Bagian kedua, an-Nubuwwat. Bagian ini membahas segala sesuatu yang terkait dengan para
nabi, dari segi sifat-sifat, ke-ma’shum-an, tugas, dan urgensi kebutuhan akan risalah mereka,
serta beberapa hal yang berhubungan dengan para wali, mukjizat, karamah, dan kitab-kitab
samawi.
Bagian ketiga, ar-Ruhaniyyat. Bagian ini membahas semua hal yang terkait dengan alam
supranatural, seperti malaikat, jin, dan ruh.
Bagian keempat, as-Sam’iyyat. Bagian ini membahas yang berkaitan dengan kehidupan di
alam barzakh dan kehidupan akhirat, seperti kondisi di alam kubur, tanda-tanda hari kiamat,
hari kebangkitan, perhitungan dan pembalasan.
AL-ILAHIYYAT
1. Dzat Allah Tabaraka wa Ta’ala
Dzat Allah itu jauh lebih besar, agung dan mulia dari yang bisa digambarkan oleh akal
manusia, dan lebih besar dari apa yang terbesit dalam pikiran manusia. Sebab, betapa pun
tinggi dan cerdasnya akal manusia, tetap saja terbatas kekuatan dan kemampuannya. Akan
tetapi, kemampuan akal tersebut dari yang terbesar sampai yang terkecil sangat berguna
untuk mengetahui banyak hal, meski—dalam banyak hal—tidak sampai mengetahui hakikat
sesuatu, seperti mengetahui hakikat listrik dan magnet. Ia hanya dapat mengetahui
karakteristik dan kegunaannya. Jika demikian, maka bagaimana akal mampu mengetahui
hakikat dan Dzat Allah? Sungguh telah tersesat kaum-kaum yang berusaha untuk
memperbincangkan Dzat Allah oleh karena mereka membicarakan sesuatu hal yang mereka
sendiri tidak mengetahui batasan-batasannya dan tidak mampu menguak eksistensinya. Oleh
karena itu, Rasulullah saw. melarang berpikir tentang Dzat Allah.
“Berpikirlah tentang ciptaan Allah dan jangan memikirkan (Dzat) Allah karena kalian tidak
mungkin mampu memperhitungkan kadarnya.”
Hal ini bukan berarti pembatasan kebebasan berpikir, melainkan merupakan penjagaan
terhadap akal agar tidak terjebak kepada jurang kesesatan, kendati sebesar apa pun akal itu.
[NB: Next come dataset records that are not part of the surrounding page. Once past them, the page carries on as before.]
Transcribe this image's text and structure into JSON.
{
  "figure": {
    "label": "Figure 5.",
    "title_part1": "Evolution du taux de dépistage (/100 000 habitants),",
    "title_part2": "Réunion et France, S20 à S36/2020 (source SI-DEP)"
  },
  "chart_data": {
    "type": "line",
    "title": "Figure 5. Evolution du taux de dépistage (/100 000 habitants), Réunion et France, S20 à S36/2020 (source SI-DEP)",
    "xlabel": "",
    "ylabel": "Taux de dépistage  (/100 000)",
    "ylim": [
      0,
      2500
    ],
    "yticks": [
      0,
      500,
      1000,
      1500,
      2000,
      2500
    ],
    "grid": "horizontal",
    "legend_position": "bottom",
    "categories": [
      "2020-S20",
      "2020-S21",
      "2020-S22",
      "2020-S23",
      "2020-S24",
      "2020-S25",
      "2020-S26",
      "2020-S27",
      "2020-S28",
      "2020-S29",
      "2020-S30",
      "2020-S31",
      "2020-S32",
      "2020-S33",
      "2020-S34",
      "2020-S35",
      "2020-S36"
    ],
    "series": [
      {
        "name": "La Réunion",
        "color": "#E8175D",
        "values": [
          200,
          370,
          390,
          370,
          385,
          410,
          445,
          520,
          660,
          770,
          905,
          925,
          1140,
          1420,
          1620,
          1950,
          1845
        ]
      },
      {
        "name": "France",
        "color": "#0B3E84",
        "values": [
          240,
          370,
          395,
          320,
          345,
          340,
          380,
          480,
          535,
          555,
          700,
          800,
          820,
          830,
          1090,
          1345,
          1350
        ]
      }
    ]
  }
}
Jalan ini adalah jalan orang-orang saleh yang telah ber-ma’rifah dengan keagungan Dzat
Allah dan kemuliaan qudrat-Nya.
2. Al-Asmaul-Husna
Sesungguhnya, Allah SWT memperkenalkan diri kepada makhluk-Nya dengan asma’ dan
sifat-sifat yang sesuai dengan kemuliaan-Nya. Rasulullah saw. bersabda,
“Bagi Allah sembilan puluh sembilan nama, seratus kurang satu. Tidaklah seseorang
menghafalnya kecuali ia akan masuk surga. Dan Dia itu witr (ganjil) dan mencintai yang
ganjil.” (HR Bukhari dan Muslim, dari Abu Hurairah)
a. Nama-nama tambahan selain dari yang sembilan puluh sembilan
Sembilan puluh sembilan nama Allah ini belum mencakup semua nama Allah. Ada beberapa
hadits yang menyebutkan nama-nama Allah di luar dari yang sembilan puluh sembilan,
misalnya:
1) Al-Hannaan ‘Mahakasih’;
2) Al-Mannaan ‘Maha Pemberi anugerah’;
3) Al-Badii’ ‘Maha Pencipta yang baru’;
4) Al-Mughiits ‘Maha Pemberi pertolongan’;
5) Al-Kafiil ‘Maha Melindungi’;
6) Dzuth-Thaul ‘Memiliki Kekuasaan’;
7) Dzul-Ma’aarij ‘Memiliki tempat-tempat yang tinggi’;
8) Dzul-Fadhl ‘Yang Memiliki Keutamaan’;
9) Al-Khallaaq ‘Yang memiliki balasan’.
Berkata Abu Bakar bin al-Arabi, “Sesungguhnya, jika digabungkan nama-nama Allah
dari Al-Qur`an dan Sunnah, maka semuanya berjumlah seribu nama.” Adapun Imam
asy-Syaukani berkata, “Saya condong mengenai jumlahnya kepada apa yang tertera
dalam hadits tadi dan itu sudah cukup.”